Não é possível que tudo acabe assim, não pode ser. Se fizeste esta viagem e atracaste no meu porto, quero ainda viver tua vida, sempre. Se o meu caminho chegou a ti, quero que ainda me acompanhes por um pedaço. Quero ver-te envelhecer, ouvir-te falar a minha língua cada vez melhor. Quero escutar tuas confidências com minha esposa come se fosse tua mãe e os teus risos com meus filhos como se fossem teus irmãos. Quero assistir ao abraço com tua mãe, aquela que te deu à luz, com tuas irmãs, com teu irmão.

Peço-te. Escuta-me. Abre os olhos. Sorri. Irei te ensinar um outro truque de mágica. Coloca em minhas mãos as tuas células enlouquecidas: eu as farei desaparecerem como moedas, como cartas. E no lugar delas eu colocarei em ti outras novas, sadias. E o teu corpo recomeçará a funcionar como um mecanismo precário e inacreditável.
Não tenho frases importantes a dizer-te, pensamentos a recordar, gestos memoráveis. Tenho palavras descartadas, conceitos esquecidos ainda antes de terem nascido, sinais insignificantes. Nunca estamos prontos para a separação, nunca é o momento certo, não conseguimos conceber a ausência. Ainda que me tenhas contado que o teu Deus te espera radioso, que a morte é uma meta natural a ser atravessada para chegar à fase sucessiva da existência, que, como não fizeste mal a ninguém, no além serás premiado. Ainda que eu creia firmemente que morrer é um retorno às origens, como Maria ensinou: um maravilhoso, inesgotável perder-se em Deus. Apesar de tudo isso, eu não quero que tu vás. Preciso falar-te ainda, escutar-te, resolver contigo os problemas. Contigo: ousar, desafiar o vento contrário, pretender, dialogar, aspirar ao paraíso vivendo o inferno, prometer e manter.

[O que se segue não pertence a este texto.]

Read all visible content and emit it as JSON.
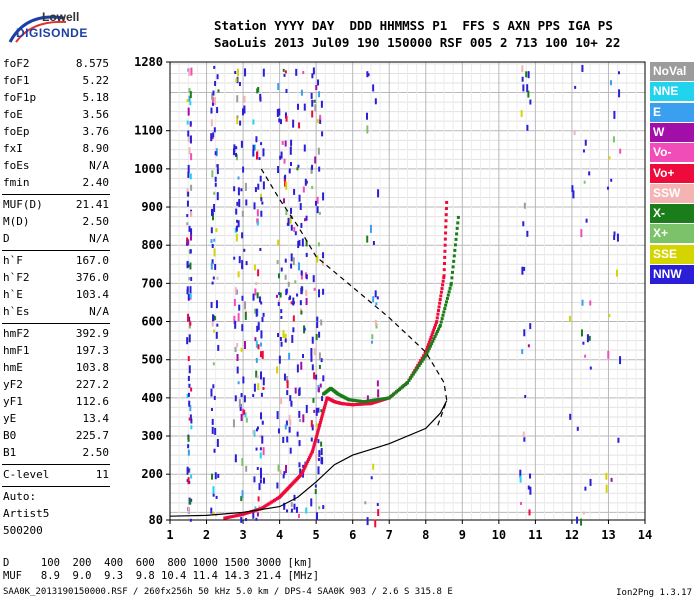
{
  "logo": {
    "line1": "Lowell",
    "line2": "DIGISONDE"
  },
  "header": {
    "line1": "Station YYYY DAY  DDD HHMMSS P1  FFS S AXN PPS IGA PS",
    "line2": "SaoLuis 2013 Jul09 190 150000 RSF 005 2 713 100 10+ 22"
  },
  "params_group1": [
    {
      "name": "foF2",
      "value": "8.575"
    },
    {
      "name": "foF1",
      "value": "5.22"
    },
    {
      "name": "foF1p",
      "value": "5.18"
    },
    {
      "name": "foE",
      "value": "3.56"
    },
    {
      "name": "foEp",
      "value": "3.76"
    },
    {
      "name": "fxI",
      "value": "8.90"
    },
    {
      "name": "foEs",
      "value": "N/A"
    },
    {
      "name": "fmin",
      "value": "2.40"
    }
  ],
  "params_group2": [
    {
      "name": "MUF(D)",
      "value": "21.41"
    },
    {
      "name": "M(D)",
      "value": "2.50"
    },
    {
      "name": "D",
      "value": "N/A"
    }
  ],
  "params_group3": [
    {
      "name": "h`F",
      "value": "167.0"
    },
    {
      "name": "h`F2",
      "value": "376.0"
    },
    {
      "name": "h`E",
      "value": "103.4"
    },
    {
      "name": "h`Es",
      "value": "N/A"
    }
  ],
  "params_group4": [
    {
      "name": "hmF2",
      "value": "392.9"
    },
    {
      "name": "hmF1",
      "value": "197.3"
    },
    {
      "name": "hmE",
      "value": "103.8"
    },
    {
      "name": "yF2",
      "value": "227.2"
    },
    {
      "name": "yF1",
      "value": "112.6"
    },
    {
      "name": "yE",
      "value": "13.4"
    },
    {
      "name": "B0",
      "value": "225.7"
    },
    {
      "name": "B1",
      "value": "2.50"
    }
  ],
  "clevel": {
    "name": "C-level",
    "value": "11"
  },
  "auto_text": [
    "Auto:",
    "Artist5",
    "500200"
  ],
  "legend": [
    {
      "label": "NoVal",
      "color": "#9c9c9c"
    },
    {
      "label": "NNE",
      "color": "#22d3ee"
    },
    {
      "label": "E",
      "color": "#3b9ff0"
    },
    {
      "label": "W",
      "color": "#a10ea8"
    },
    {
      "label": "Vo-",
      "color": "#f04db8"
    },
    {
      "label": "Vo+",
      "color": "#ee0a3b"
    },
    {
      "label": "SSW",
      "color": "#f5b4b4"
    },
    {
      "label": "X-",
      "color": "#1a7d1a"
    },
    {
      "label": "X+",
      "color": "#7cc26a"
    },
    {
      "label": "SSE",
      "color": "#d4d400"
    },
    {
      "label": "NNW",
      "color": "#2a1fd6"
    }
  ],
  "footer": {
    "d_row": "D     100  200  400  600  800 1000 1500 3000 [km]",
    "muf_row": "MUF   8.9  9.0  9.3  9.8 10.4 11.4 14.3 21.4 [MHz]",
    "file_row": "SAA0K_2013190150000.RSF / 260fx256h 50 kHz 5.0 km / DPS-4 SAA0K 903 / 2.6 S 315.8 E",
    "version": "Ion2Png 1.3.17"
  },
  "chart_data": {
    "type": "scatter",
    "xlim": [
      1,
      14
    ],
    "ylim": [
      80,
      1280
    ],
    "x_ticks": [
      1,
      2,
      3,
      4,
      5,
      6,
      7,
      8,
      9,
      10,
      11,
      12,
      13,
      14
    ],
    "y_ticks": [
      80,
      200,
      300,
      400,
      500,
      600,
      700,
      800,
      900,
      1000,
      1100,
      1280
    ],
    "grid": true,
    "legend_position": "right",
    "series": [
      {
        "name": "Vo+",
        "color": "#ee0a3b",
        "x": [
          2.5,
          3.0,
          3.5,
          4.0,
          4.3,
          4.6,
          4.9,
          5.1,
          5.3,
          5.5,
          5.7,
          6.0,
          6.5,
          7.0,
          7.5,
          8.0,
          8.3,
          8.5,
          8.575
        ],
        "y": [
          85,
          95,
          110,
          140,
          170,
          200,
          260,
          330,
          400,
          390,
          385,
          382,
          385,
          400,
          440,
          520,
          600,
          720,
          920
        ]
      },
      {
        "name": "X-",
        "color": "#1a7d1a",
        "x": [
          5.2,
          5.4,
          5.6,
          5.9,
          6.3,
          7.0,
          7.5,
          8.0,
          8.4,
          8.7,
          8.9
        ],
        "y": [
          410,
          425,
          410,
          395,
          390,
          400,
          440,
          510,
          590,
          700,
          880
        ]
      },
      {
        "name": "profile",
        "color": "#000000",
        "x": [
          1.0,
          2.0,
          3.0,
          4.0,
          4.5,
          5.0,
          5.5,
          6.0,
          7.0,
          8.0,
          8.4,
          8.575
        ],
        "y": [
          90,
          92,
          100,
          115,
          140,
          180,
          225,
          250,
          280,
          320,
          360,
          393
        ]
      },
      {
        "name": "dashed",
        "color": "#000000",
        "x": [
          3.5,
          4.0,
          4.5,
          5.0,
          6.0,
          7.0,
          8.0,
          8.5,
          8.575,
          8.3
        ],
        "y": [
          1000,
          920,
          850,
          770,
          690,
          610,
          520,
          440,
          393,
          320
        ]
      }
    ]
  }
}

É inútil olhar ao redor: não estou pronto para ver-te morrer, para acompanhar-te com o olhar enquanto dobras a esquina escura das coisas que se veem e entras no túnel de luz daquilo que não conhecemos.
Não estou pronto, e consigo apenas tomar tua mão e conduzir a tua boca e a minha na oração ao único Pai. Porque o que é natural ao divino é obscuro aos homens.
Nós nos conhecemos por acaso, por aquelas circunstâncias mínimas que mudam a direção da nossa vida, por uma respiração mais longa, por uma porta giratória que se abriu num instante e não em outro. Mas agora sinto-te irmão e, enquanto espero com todas as minhas forças de rever-te acordado, começo, contigo, a dizer: Pai Nosso…».